実は私も、本心を言えばここにずっといたいと思っている。

 ヴァレリー家にいるグレースからの手紙で、お母様はきちんと診察を受けてこれまでどおり過ごしていると聞いている。離婚して王都に戻ったところでお父様になぜ離婚したのかと叱られるだけだし、もしかしたら私への腹いせでお母様にもひどいことをするかもしれない。

 せっかくこうして旦那様やウォルターとも少しずつ打ち解けてきたところだから、このままここロンベルクでずっと過ごせたらいいなと思い始めたところだった。
 でも、私の存在が旦那様のストレスになっているのだとしたら? 私がここに来てから、浮気相手さんのところに行きづらいなんて思っているのかもしれない。

 旦那様のご迷惑になるくらいなら……ヴァレリー家に戻って、お父様からお母様を守りながら、今まで通り生きていくことだって選択肢の一つだ。

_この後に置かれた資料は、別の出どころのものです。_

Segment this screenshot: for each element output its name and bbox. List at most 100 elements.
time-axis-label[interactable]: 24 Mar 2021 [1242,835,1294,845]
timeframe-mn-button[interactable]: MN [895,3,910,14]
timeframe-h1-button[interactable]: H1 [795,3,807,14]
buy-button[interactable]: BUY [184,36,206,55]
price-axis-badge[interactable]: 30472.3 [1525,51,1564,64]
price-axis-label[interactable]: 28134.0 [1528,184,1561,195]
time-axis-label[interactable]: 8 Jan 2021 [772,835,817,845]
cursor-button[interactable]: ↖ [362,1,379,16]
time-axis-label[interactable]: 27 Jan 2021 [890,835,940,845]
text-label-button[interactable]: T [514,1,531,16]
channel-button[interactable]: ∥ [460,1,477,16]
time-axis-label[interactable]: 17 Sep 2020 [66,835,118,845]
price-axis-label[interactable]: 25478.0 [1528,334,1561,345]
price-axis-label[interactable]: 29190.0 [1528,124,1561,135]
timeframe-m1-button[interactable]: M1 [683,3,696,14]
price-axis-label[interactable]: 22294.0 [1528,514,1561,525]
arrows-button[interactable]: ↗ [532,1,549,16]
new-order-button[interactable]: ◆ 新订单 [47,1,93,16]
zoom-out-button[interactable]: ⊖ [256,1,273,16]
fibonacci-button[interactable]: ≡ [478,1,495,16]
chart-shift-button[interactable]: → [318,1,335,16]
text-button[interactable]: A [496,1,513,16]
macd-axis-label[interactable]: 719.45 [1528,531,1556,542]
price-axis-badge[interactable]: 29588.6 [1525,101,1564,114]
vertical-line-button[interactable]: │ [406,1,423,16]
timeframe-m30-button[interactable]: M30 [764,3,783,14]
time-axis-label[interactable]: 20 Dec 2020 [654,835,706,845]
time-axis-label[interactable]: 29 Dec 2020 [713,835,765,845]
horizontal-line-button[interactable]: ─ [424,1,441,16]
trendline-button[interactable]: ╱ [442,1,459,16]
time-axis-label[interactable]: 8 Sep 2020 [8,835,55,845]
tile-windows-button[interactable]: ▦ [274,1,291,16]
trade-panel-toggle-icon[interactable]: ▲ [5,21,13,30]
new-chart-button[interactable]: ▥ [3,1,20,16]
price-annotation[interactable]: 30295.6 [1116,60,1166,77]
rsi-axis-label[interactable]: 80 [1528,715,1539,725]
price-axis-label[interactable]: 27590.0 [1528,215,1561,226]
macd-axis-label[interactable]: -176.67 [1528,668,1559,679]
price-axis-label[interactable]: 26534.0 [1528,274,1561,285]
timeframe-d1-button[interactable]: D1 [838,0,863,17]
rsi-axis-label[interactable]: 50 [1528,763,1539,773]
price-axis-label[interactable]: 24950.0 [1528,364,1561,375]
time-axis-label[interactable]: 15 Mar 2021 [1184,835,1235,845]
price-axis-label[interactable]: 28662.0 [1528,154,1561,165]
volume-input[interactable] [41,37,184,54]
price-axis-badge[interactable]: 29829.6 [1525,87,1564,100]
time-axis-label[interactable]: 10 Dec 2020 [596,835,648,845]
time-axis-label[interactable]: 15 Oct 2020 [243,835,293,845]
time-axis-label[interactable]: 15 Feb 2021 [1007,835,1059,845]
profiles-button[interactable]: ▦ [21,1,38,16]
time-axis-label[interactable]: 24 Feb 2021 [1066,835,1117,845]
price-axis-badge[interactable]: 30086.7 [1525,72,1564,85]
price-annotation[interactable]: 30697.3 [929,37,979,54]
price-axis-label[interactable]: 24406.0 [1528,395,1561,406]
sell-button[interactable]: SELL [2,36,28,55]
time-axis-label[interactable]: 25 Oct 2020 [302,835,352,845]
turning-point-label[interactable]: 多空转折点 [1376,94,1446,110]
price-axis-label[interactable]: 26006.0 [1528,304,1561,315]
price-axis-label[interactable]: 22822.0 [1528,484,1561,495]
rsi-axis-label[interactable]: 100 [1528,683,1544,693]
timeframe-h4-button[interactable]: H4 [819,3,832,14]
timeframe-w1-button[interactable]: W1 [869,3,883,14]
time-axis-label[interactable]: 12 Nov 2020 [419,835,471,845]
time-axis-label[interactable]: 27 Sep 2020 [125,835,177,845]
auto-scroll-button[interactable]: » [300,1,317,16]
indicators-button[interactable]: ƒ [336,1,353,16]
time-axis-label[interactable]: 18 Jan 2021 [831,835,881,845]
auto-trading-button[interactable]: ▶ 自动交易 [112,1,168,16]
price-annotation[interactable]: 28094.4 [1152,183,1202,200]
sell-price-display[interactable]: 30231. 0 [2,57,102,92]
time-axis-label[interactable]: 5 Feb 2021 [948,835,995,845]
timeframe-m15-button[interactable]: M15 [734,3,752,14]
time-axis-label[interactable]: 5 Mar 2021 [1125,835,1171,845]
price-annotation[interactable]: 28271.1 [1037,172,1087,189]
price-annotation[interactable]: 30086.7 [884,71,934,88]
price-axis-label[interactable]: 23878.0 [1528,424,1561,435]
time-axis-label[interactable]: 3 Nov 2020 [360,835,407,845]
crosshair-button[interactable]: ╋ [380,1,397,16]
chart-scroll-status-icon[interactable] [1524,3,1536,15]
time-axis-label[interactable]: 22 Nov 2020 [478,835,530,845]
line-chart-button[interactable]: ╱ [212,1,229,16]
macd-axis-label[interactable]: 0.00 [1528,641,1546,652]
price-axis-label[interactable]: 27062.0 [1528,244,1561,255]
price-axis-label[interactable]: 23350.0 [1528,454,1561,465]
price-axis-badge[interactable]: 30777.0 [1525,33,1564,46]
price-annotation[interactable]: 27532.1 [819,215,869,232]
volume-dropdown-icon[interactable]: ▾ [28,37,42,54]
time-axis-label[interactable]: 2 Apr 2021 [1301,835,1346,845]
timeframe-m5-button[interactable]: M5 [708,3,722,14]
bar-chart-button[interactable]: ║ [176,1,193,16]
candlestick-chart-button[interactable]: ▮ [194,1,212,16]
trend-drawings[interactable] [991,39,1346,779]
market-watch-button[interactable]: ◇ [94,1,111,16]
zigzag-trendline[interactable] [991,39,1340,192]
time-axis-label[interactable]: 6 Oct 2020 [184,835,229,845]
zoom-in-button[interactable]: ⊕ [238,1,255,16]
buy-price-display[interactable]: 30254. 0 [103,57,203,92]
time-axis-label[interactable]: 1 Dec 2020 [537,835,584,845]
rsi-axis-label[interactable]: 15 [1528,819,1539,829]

 ウォルターが持ってきた鏡を持って、自分の頭を覗き込む旦那様の前には、朝食が既に並んでいる。そのお皿の横には……昨日摘んできたアルヴィラがまた飾られていた。

 朝日を浴びて銀色に輝くアルヴィラの花に目をやる。

 アルヴィラ、アルヴィラ…………染物の材料……もしかして!


「旦那様! もしかして、昨日食べたアルヴィラが原因ということはないでしょうか」
「アルヴィラが?」
「はい。アルヴィラは染物の材料になる花です。布を染めるのに使うくらいですから、髪の毛を染めることも……いいえ、そんなわけがないですね」

 花をすりつぶして外側から髪を染めるならいざ知らず、花を食べたら髪の毛が染まるなんて。突拍子もない考えをしてしまった。そんなことがあるわけがない。


「……カレンだ。カレンに聞いてみよう」
「カレン様は何かご存じなのですか?」
「カレンは、騎士は騎士でも薬草などを扱う専門要員なんだ。だからこの前の視察にも連れて行った。湖の水質調査をするのに、知識がある者が必要だったから」
「なるほど。アルヴィラの成分や効用も、調べて頂けるかもしれませんね」

 アルヴィラの花を包むように、旦那様がウォルターに指示をした。

 
 もし本当にアルヴィラで髪の毛が銀色に染まるのなら。



 私の髪を銀色に変えることもできたかもしれない。そうすれば、お母様もお父様からあんなひどい言葉を投げかけられずに済んだかも。

 旦那様との朝食は嬉しかったはずなのに、お母様のことを思い出して少し気持ちが塞いだ。